In 2015, the Supreme Court had another chance to define what constitutes a threat and what is speech protected under the Constitution — and they set the threshold even higher.

In the Elonis case, which centered on a Pennsylvania man who made potentially threatening statements online, the justices concluded that the mindset of the person who made the comment must be considered. It is not enough for the subject of a comment to view it as a threat, they ruled; the person who made it must have intended it that way.

Eight years later, in Counterman v. Colorado, the Supreme Court reaffirmed Elonis and tweaked the definition a bit, saying prosecutors could also prove that the person making the statement understood that there was a substantial risk the comment would viewed as threatening.
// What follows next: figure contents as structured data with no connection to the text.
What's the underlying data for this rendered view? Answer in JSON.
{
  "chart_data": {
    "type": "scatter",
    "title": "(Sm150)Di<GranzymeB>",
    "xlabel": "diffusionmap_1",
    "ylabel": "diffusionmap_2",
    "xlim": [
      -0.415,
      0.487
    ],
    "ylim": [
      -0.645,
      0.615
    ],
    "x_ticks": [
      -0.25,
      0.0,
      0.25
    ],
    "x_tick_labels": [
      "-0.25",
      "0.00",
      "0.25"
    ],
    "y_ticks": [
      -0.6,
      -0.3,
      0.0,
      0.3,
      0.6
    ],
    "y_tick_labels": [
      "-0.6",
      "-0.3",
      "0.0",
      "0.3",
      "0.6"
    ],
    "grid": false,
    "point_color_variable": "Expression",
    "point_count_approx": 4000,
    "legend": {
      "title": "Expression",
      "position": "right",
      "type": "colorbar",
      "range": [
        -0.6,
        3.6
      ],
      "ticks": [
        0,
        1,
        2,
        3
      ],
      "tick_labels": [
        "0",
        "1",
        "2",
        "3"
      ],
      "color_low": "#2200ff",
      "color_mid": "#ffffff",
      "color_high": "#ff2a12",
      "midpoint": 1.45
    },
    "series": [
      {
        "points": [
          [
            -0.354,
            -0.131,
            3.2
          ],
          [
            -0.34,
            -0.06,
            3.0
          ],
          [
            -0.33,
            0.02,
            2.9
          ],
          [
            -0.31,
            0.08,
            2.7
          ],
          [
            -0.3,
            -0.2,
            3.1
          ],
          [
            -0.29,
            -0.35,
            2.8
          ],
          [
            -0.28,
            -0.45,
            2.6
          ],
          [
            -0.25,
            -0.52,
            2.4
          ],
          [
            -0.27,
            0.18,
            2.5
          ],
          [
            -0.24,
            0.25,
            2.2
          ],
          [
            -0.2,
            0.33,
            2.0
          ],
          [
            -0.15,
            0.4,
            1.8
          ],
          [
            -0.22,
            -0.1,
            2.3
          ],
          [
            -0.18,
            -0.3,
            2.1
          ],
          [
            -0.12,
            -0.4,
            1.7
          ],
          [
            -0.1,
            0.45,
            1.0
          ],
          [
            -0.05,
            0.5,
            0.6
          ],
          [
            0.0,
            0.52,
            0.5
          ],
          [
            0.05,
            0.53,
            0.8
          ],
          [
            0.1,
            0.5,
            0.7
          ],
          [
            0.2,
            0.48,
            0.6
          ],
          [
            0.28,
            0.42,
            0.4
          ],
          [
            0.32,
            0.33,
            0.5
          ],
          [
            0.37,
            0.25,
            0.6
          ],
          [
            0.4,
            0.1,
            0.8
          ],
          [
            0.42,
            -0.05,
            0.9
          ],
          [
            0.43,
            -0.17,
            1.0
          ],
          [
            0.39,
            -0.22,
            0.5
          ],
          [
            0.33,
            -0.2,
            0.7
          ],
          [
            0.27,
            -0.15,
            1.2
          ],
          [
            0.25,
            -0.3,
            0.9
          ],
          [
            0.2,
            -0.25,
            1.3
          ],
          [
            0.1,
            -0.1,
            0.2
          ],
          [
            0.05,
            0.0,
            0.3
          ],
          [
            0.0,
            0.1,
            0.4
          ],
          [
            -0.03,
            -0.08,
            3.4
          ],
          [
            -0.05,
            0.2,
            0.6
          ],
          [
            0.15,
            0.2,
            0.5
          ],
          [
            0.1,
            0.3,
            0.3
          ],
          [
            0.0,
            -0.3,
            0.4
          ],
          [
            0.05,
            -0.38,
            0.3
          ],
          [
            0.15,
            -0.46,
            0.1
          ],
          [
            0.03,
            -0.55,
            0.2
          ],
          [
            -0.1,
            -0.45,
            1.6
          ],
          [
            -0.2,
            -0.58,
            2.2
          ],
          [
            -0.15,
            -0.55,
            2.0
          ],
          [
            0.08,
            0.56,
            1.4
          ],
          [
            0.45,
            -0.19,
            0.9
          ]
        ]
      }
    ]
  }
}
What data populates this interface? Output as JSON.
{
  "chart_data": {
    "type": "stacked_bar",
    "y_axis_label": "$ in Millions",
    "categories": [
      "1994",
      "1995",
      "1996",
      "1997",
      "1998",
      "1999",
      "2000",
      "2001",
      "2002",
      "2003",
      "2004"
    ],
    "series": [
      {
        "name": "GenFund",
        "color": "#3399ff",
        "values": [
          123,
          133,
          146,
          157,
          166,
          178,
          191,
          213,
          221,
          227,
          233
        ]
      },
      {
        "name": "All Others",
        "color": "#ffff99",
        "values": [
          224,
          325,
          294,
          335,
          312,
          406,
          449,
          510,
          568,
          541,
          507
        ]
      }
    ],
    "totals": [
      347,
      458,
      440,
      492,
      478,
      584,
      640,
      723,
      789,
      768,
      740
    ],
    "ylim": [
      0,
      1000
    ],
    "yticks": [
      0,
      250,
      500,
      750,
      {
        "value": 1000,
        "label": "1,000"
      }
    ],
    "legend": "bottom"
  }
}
The charges laid out in the Comey indictment, legal analysts said, do not allege that this threshold was met. Instead, the indictment cites the legal standard laid out in the Supreme Court’s Watts opinion, one it subsequently overturned......

Prosecutors appeared to nod to the higher standard in the indictment, alleging that Comey “knowingly and willingly” threatened the life of the president. But legal analysts interviewed said that language alone does not meet the legal standard set by the Supreme Court.

I really had fun reading this legal analysis. I quoted the Watts case in some other posts. Here is clear that this indictment is using a standard that the SCOTUS has rejected and that this indictment would fail under the current state of the law as announced by SCOTUS. This indictment was issued in bad faith and will not survive pass a motion to dismiss.